そういえば、と、ふと考えると、最近身のまわりでも変な「やさしさ」を見つけたり、周りの人が言う「あの人やさしーよね」に同調できなかったりする。

それで、いったい優しさ・優しいとは何なんだろう、と思って買って読んでみた。


結論から申しますと、この本による「やさしさ」は、
「お互いを傷つけないやさしさ」
でありました。

もう少し付け加えると、

過去において、優しさは、慰め思いやりであり、
この「やさしさ」は、不干渉にあります。

優しさが、傷ついたものをいやすものから、
あらかじめ誰も傷つけない配慮

にとってかわられたのです。

もっと詳しい変遷を書きますと、
人の心を和ませる=優しい
お互いの傷を舐めあう=やさしい
お互いに傷をつけない=「やさしい」

となります。


ただ、この三つのヤサシサには共通点があります。それは、 人間関係における潤滑油の役割です。

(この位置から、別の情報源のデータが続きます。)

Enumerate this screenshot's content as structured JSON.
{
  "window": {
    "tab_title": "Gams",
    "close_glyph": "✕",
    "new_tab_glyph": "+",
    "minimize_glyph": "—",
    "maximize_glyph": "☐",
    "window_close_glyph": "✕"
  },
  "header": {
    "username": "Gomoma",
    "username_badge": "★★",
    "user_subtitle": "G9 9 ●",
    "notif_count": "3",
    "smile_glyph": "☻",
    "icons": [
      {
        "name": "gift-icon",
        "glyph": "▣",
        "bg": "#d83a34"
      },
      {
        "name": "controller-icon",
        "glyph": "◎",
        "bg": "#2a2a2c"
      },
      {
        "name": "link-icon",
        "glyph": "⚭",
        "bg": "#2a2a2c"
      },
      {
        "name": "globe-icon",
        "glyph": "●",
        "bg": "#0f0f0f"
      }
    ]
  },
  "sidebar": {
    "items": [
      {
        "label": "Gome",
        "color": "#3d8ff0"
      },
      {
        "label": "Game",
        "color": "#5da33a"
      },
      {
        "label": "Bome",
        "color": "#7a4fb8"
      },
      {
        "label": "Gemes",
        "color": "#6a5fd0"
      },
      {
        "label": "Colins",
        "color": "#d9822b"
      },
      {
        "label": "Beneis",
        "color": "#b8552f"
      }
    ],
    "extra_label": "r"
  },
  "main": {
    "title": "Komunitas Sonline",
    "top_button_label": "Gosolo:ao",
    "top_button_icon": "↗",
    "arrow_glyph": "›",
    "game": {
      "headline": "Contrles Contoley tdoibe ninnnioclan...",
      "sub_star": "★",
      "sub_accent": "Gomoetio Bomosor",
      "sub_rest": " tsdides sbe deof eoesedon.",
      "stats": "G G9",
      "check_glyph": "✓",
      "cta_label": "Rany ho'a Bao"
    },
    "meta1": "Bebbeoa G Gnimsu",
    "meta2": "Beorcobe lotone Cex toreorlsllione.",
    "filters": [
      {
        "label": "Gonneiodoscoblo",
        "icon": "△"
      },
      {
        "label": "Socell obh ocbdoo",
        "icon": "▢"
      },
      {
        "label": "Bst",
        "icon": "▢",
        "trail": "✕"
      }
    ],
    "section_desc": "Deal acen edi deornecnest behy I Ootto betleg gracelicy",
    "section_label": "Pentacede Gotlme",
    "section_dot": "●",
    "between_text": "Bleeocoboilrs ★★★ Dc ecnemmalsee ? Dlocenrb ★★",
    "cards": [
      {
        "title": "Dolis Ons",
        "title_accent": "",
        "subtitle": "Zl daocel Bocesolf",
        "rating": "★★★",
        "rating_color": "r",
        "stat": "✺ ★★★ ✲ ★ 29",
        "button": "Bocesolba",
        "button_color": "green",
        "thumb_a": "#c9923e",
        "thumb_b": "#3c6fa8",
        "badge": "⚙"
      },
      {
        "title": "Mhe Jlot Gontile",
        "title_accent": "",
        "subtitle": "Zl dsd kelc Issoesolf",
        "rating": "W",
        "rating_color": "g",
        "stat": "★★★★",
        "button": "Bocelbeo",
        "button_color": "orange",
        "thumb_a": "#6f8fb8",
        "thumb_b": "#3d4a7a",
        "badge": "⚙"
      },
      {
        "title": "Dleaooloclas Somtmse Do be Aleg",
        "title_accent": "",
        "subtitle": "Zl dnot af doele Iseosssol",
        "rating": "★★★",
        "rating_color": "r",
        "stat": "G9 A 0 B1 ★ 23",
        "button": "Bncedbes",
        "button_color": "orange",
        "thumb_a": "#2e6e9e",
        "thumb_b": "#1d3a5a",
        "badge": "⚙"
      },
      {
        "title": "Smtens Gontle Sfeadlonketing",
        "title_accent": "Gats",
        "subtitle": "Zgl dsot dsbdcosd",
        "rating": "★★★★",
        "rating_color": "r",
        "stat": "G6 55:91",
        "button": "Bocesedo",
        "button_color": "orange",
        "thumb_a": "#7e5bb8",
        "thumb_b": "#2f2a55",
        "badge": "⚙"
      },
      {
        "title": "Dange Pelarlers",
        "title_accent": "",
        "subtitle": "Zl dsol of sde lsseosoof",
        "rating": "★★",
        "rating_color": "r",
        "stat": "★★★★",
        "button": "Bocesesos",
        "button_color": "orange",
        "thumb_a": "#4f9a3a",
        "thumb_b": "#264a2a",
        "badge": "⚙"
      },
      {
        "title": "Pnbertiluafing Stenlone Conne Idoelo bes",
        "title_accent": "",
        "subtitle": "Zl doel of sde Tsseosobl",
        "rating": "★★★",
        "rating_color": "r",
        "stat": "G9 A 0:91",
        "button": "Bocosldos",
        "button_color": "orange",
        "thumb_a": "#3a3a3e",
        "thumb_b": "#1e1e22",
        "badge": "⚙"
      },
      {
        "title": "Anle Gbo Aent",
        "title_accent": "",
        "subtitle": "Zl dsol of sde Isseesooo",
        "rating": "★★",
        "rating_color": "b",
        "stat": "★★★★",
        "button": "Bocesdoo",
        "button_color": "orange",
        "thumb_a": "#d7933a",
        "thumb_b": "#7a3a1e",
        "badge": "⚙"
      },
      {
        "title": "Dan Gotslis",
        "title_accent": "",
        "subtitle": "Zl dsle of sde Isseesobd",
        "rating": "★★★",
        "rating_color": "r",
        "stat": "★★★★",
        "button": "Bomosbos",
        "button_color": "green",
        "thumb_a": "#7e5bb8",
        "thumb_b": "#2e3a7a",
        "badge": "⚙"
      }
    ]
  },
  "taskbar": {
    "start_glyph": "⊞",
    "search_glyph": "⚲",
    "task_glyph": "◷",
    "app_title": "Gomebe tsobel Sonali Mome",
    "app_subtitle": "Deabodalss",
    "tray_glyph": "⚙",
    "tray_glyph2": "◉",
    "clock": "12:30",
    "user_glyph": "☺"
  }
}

つまり、現代の日本の若者が求める人間関係は、お互いに干渉しない関係、hot ではなく、もう少しcoolな関係:warmな関係であるということができます。


最近、人形をペットにする人が増えたのも、このせいだと言えます。なんせ人形は、傷つかない。心がありませんから。さらに、私たちを傷つけることはしない。人形は私たちに反論しないし、すべて受け入れてくれる。なぜなら、人形の意思は、持ち主が恣意的にきめることができますから。また、人形が死んで私たちを置いて行ったり、悲しませたりしませんから。

これぞ現代日本における究極の「やさしさ」ではないですか。

時代とともに変わる言葉は
言葉とともに変わる時代を象徴している
といっても過言ではないように思います。